Henry Kissinger, an influential and controversial figure in US foreign policy for decades, has died at the age of 100. Known for his unapologetic promotion of raw American power during the Cold War, Kissinger left an indelible mark not only on US foreign policy but on global politics as a whole.
The polarizing foreign policy figure, who served as secretary of state and national security advisor under presidents Richard Nixon and Gerald Ford, died on Wednesday at his home in Connecticut, according to a statement from his consulting firm, Kissinger Associates.
Having escaped Nazi Germany with his family in 1938, Kissinger later became a prominent political scientist and geopolitical consultant, and worked his way through the corridors of power in Washington.
The German-born Jewish refugee was notorious for his “realpolitik” approach to foreign policy, considering the legitimacy of international order as being premised on the agreement of the great powers, and ignoring morality as irrelevant.
Not surprisingly, Kissinger’s legacy is marred by controversial decisions and actions.
He is responsible for the ruthless campaign of carpet bombing in Cambodia from 1969 to 1973, which resulted in the deaths of between 150,000 and half a million Cambodians.
The purpose of the covert tactical bombing campaign in Cambodia was Washington’s desire, following Kissinger's advice to Nixon to “Hit them!”, to defeat both the South Vietnamese National Liberation Front and North Vietnam.
Notorious for his involvement in secret operations, Kissinger was the architect of a plan to potentially use nuclear weapons against North Vietnam in 1969 as part of an operation called Duck Hook.
Critics, including British author Christopher Hitchens, have accused him of war crimes and crimes against humanity.
In his book “The Trial of Henry Kissinger”, Hitchens argues convincingly that Kissinger deserved prosecution “for war crimes, for crimes against humanity, and for offenses against common or customary or international law, including conspiracy to commit murder, kidnap, and torture.”
In their 1976 book - “The Final Days” - Washington Post reporters Bob Woodward and Carl Bernstein revealed that when the idea of bombing North Vietnam was raised again, Kissinger “expressed enthusiasm at the size of the bomb craters.”
Kissinger had also personally supervised the schedules of the bombing runs and the allocation of planes from one area to the other.
“It's wave after wave of planes.
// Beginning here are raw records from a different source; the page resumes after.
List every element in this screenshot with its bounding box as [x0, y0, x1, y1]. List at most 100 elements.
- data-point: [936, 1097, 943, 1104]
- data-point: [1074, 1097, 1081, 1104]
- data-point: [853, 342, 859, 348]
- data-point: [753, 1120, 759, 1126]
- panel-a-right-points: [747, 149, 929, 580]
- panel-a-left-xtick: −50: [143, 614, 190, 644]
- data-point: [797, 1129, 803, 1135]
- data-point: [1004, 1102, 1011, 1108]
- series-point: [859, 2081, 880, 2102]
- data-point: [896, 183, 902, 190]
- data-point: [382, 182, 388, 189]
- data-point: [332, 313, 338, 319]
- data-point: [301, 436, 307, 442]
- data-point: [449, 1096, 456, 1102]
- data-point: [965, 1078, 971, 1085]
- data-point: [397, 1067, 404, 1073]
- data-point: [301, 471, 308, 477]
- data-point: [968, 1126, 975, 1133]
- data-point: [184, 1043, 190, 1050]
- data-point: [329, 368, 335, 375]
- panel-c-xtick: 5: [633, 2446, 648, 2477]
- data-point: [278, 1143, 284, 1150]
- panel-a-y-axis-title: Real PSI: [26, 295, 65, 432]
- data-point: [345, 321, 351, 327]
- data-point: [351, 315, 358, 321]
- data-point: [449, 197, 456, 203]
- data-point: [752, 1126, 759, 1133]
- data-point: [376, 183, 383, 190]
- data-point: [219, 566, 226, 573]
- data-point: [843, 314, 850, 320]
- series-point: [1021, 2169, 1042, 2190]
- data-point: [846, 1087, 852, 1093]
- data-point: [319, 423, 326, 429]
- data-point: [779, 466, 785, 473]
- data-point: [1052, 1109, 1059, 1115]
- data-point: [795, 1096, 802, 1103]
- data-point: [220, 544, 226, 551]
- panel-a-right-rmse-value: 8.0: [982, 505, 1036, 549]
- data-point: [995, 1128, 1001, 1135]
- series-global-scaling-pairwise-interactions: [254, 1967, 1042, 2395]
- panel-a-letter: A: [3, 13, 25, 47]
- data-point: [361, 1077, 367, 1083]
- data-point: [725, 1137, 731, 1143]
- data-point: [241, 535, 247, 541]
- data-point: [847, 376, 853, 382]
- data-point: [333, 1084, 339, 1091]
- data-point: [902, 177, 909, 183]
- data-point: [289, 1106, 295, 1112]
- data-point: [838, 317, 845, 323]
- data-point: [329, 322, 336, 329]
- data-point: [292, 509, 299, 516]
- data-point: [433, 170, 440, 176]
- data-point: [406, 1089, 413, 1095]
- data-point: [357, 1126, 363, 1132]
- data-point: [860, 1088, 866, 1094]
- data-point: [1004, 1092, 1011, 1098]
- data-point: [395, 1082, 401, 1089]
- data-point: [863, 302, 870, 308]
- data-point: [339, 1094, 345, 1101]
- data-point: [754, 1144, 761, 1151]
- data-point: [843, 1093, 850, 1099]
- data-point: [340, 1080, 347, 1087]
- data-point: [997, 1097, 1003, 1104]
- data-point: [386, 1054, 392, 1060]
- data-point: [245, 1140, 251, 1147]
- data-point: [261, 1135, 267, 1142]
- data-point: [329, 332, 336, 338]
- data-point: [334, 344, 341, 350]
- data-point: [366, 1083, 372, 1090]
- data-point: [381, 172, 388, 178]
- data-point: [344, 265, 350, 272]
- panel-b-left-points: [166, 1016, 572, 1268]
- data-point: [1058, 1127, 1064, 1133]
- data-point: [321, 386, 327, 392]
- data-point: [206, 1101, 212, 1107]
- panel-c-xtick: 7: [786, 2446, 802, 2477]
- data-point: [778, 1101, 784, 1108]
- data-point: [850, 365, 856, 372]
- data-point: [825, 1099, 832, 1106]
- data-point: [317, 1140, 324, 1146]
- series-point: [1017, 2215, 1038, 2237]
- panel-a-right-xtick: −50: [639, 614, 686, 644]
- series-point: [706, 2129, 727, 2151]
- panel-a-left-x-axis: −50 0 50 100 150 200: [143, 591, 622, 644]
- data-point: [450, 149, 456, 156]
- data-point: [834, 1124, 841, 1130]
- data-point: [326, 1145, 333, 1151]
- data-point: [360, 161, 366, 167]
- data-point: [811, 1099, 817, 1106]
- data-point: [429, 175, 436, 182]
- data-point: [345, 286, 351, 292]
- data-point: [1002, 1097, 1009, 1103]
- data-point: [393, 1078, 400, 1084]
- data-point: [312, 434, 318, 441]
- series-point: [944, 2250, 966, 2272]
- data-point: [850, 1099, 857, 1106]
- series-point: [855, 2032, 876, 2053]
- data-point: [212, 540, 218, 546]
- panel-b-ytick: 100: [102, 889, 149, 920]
You see, they can't see the B-52 and they dropped a million pounds of bombs,” Kissinger told Nixon after the April 1972 bombing of North Vietnam’s port city of Haiphong, as he tried to reassure the president that the strategy was working.
“I bet you we will have had more planes over there in one day than [former president Lyndon] Johnson had in a month... Each plane can carry about 10 times the load [a] World War II plane could carry,” Kissinger further said.
In 1973, a Pentagon report stated that “Henry A. Kissinger approved each of the 3,875 Cambodia bombing raids in 1969 and 1970” -- the most secretive phase of the bombing -- “as well as the methods for keeping them out of the newspapers.”
As for the Middle East, Kissinger, who was still seen as influential on the world stage until the last days of his life, helped turn Israel into a major US ally during the Nixon and Ford years, arming the occupying entity to the teeth during the 1973 war in order “to prevent an Arab victory”, and ensuring the perpetuation of Israeli colonization of Palestinian lands for decades to come.
He also crusaded against Palestinians for at least two decades, particularly by demonizing the Palestine Liberation Organization (PLO) and hampering the settlement of the Palestinian issue.
Kissinger’s horrifying record, among other horrible moves, included his support for former Pakistani President Yahya Khan’s genocidal campaign against East Pakistan (Bangladesh) in 1971 and his endorsement of the Indonesian dictator Suharto’s genocidal war on the people of East Timor in 1975, in which a third of the population was killed.
Kissinger once famously said, “To be an enemy of the US is dangerous, but to be a friend is fatal,” referring to the US government's unfair and unsincere behavior even with its friends.